Comic, Interviews & Porträts

»Munch ist der perfekte Comic-Charakter«

Der expressionistische Maler Edvard Munch fasziniert bis heute die Massen. Der Norweger Steffen Kverneland hat rechtzeitig zum 150. Geburtstag des norwegischen Malers eine spektakuläre und bildgewaltige Comic-Biografie vorgelegt, die mit dem Mythos des unverstandenen Künstlers aufräumt. In Norwegen erhielt Kverneland dafür den wichtigsten Literaturpreis.

Vor Jahren haben Sie gemeinsam mit Lars Fiske eine Comic-Biografie über den norwegischen Simplicissimus-Anhänger Olaf Gulbransson geschrieben. Nun haben Sie jeder einen eigenen Comic vorgelegt – Fiske hat sich dem Dadaisten Kurt Schwitters gewidmet, Sie dem Expressionisten Edvard Munch. Wie kamen Sie zu Munch?

Schon immer war ich von seiner Kunst fasziniert. Sie war einer der Gründe, warum ich mit dem Zeichnen nicht aufgehört habe. Wie jedes Kind habe ich gemalt, aber ich habe nicht wie die meisten eines Tages damit aufgehört. Irgendwann erzählte mir jemand von Munch, er sei der beste Künstler und Maler von Norwegen. Und dann habe ich mir seine Kunstwerke natürlich angesehen, auch wenn ich als Kind nicht in der Lage war, zu sehen, wie außergewöhnlich gut seine Arbeiten sind.

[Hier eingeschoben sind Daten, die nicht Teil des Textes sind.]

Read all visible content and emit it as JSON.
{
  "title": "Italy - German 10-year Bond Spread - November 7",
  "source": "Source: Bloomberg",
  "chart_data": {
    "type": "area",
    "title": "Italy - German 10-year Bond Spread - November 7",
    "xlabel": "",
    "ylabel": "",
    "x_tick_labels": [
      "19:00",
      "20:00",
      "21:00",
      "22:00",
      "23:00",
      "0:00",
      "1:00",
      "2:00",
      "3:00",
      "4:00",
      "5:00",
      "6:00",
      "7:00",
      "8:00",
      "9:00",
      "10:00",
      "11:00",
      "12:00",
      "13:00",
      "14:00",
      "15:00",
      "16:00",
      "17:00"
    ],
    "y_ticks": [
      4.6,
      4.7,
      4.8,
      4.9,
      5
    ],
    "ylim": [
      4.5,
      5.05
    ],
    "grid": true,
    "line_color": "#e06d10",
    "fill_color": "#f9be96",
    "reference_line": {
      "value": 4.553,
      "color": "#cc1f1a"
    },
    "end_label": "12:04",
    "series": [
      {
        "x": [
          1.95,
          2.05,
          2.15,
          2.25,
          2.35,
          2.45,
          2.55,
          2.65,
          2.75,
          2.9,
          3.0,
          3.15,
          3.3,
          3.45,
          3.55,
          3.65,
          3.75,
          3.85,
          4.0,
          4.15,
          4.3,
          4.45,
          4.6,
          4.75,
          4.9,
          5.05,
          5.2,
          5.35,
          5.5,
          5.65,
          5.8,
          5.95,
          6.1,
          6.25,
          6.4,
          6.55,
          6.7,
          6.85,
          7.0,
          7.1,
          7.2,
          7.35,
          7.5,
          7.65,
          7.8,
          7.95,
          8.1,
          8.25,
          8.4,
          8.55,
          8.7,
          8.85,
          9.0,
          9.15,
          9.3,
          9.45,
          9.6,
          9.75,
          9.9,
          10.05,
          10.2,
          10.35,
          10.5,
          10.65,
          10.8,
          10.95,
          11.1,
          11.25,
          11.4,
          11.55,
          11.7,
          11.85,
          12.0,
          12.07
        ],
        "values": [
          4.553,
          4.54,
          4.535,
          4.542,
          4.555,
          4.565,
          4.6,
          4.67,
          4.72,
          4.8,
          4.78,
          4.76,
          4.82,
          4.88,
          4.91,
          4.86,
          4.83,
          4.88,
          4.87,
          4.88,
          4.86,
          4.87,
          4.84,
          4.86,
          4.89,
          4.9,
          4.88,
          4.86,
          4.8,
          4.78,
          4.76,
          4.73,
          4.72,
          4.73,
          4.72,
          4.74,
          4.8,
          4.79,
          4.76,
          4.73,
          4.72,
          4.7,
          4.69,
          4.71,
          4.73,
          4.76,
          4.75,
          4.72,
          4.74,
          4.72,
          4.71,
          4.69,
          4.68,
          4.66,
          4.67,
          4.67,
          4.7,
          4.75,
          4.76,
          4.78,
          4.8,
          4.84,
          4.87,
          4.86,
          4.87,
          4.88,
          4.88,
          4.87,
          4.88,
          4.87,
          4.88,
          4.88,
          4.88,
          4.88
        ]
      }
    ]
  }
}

Edvard Munch begleitet Sie also schon lange? Ist Ihr Comic also das Ergebnis eines lange gehegten Wunsches?

Nein. Die Idee, ein Comic über Munch zu machen, kam viel später. In den neunziger Jahren habe ich für eine norwegische Zeitung eine Serie gemacht, bei der ich Zitate und Auszüge aus Büchern in Comicform adaptiert habe. Das war alles ziemlich tendenziös. Ich betrieb gesellschaftspolitische Satire und habe mich bemüht, den Autoren wie einen Idioten aussehen zu lassen, indem ich die schlechtesten Passagen der angesagten Bücher ausgewählt habe. Unter den Büchern, die ich als Comicstrip umgesetzt habe, war auch eine frisch und modern geschriebene Biografie von Edvard Munch aus den Vierzigern. Als ich Passagen aus dieser Biografie adaptiert habe, stellte ich fest, dass Munch der perfekte Comic-Charakter ist. Und da hatte ich das erste Mal die Idee, eines Tages einen Munch-Comic zu machen.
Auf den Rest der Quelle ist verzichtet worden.